A basic algorithm course is about building up the abstract steps intended to solve a specific quandary. It introduces the going-to-be programmer to the fundamental tools mundanely utilized, namely reading from the standard input, writing on the standard output, conditional control structure, iterative control structure, and of course a trivial introduction to scalar data types (int [short], char, real [float, double], and boolean). The accompanying programming course is to concretize the aforementioned.

Further, the importance of data structures (their prerequisite are the scalar data types) appear when a beginner programmer has to move to "next level": manipulating arrays.

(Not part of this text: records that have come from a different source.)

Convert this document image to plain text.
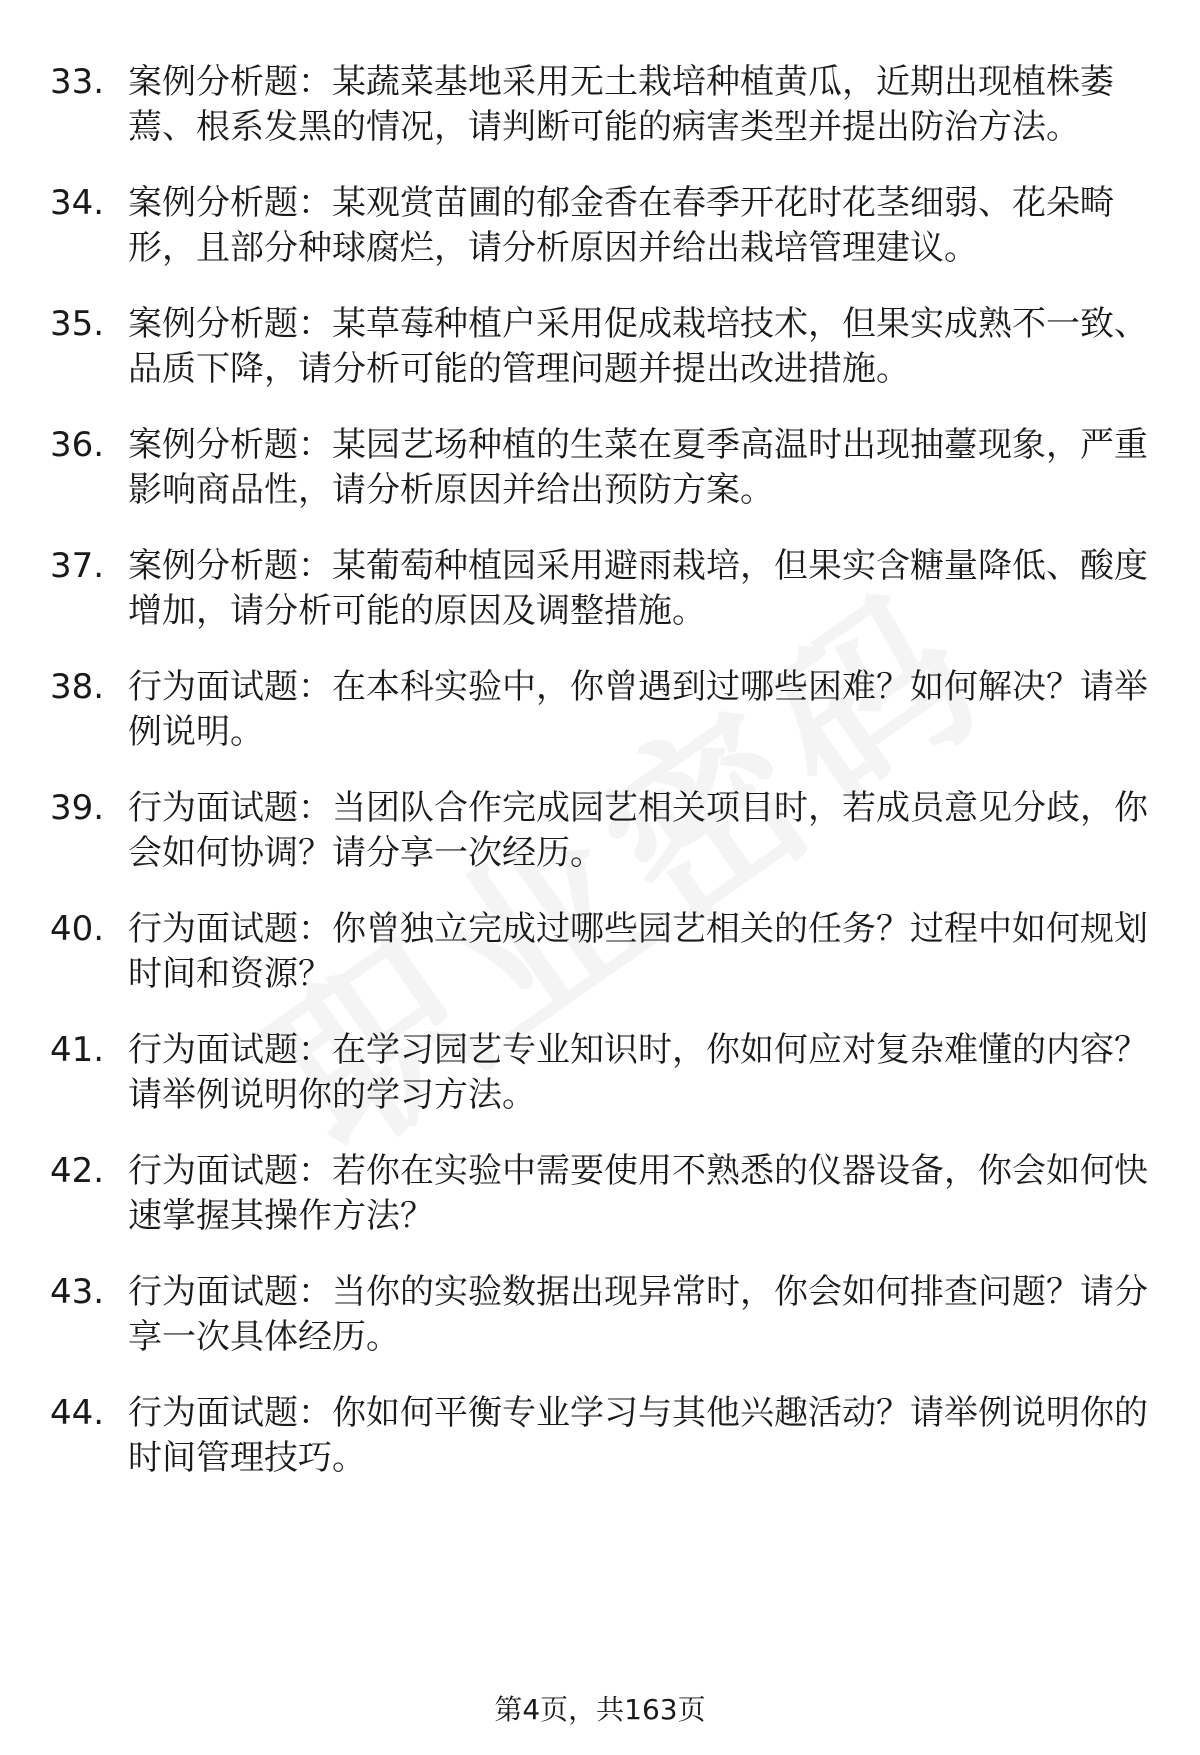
33. 案例分析题：某蔬菜基地采用无土栽培种植黄瓜，近期出现植株萎蔫、根系发黑的情况，请判断可能的病害类型并提出防治方法。
34. 案例分析题：某观赏苗圃的郁金香在春季开花时花茎细弱、花朵畸形，且部分种球腐烂，请分析原因并给出栽培管理建议。
35. 案例分析题：某草莓种植户采用促成栽培技术，但果实成熟不一致、品质下降，请分析可能的管理问题并提出改进措施。
36. 案例分析题：某园艺场种植的生菜在夏季高温时出现抽薹现象，严重影响商品性，请分析原因并给出预防方案。
37. 案例分析题：某葡萄种植园采用避雨栽培，但果实含糖量降低、酸度增加，请分析可能的原因及调整措施。
38. 行为面试题：在本科实验中，你曾遇到过哪些困难？如何解决？请举例说明。
39. 行为面试题：当团队合作完成园艺相关项目时，若成员意见分歧，你会如何协调？请分享一次经历。
40. 行为面试题：你曾独立完成过哪些园艺相关的任务？过程中如何规划时间和资源？
41. 行为面试题：在学习园艺专业知识时，你如何应对复杂难懂的内容？请举例说明你的学习方法。
42. 行为面试题：若你在实验中需要使用不熟悉的仪器设备，你会如何快速掌握其操作方法？
43. 行为面试题：当你的实验数据出现异常时，你会如何排查问题？请分享一次具体经历。
44. 行为面试题：你如何平衡专业学习与其他兴趣活动？请举例说明你的时间管理技巧。
第4页，共163页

*Arrays allow to gather homogeneous values within one variable at run-time*.
Niklaus Wirth made use of a very, very critical equation to entitle his book (Algorithms + Data Structures = Programs), in the 1970s already.

A data structures course is supposed to introduce students to the plethora of ways to organize data before engaging into its algorithmic solution.

The fate of a program's performance is fundamentally based on the choice of the data structure.

A virtuoso programmer may succeed to achieve the intended results most of the time, but might be surprised when their solution is adopted within a production environment, when the algorithm is going to be exposed to data of all kinds (vertically and horizontally).

A gullible programmer is the one who would try to solve the Towers of Hanoi using arrays. A sophomore student in Computer Science (recently introduced to recursion) might think that the recursive solution of the Towers of Hanoi problem is a perfect suggestion.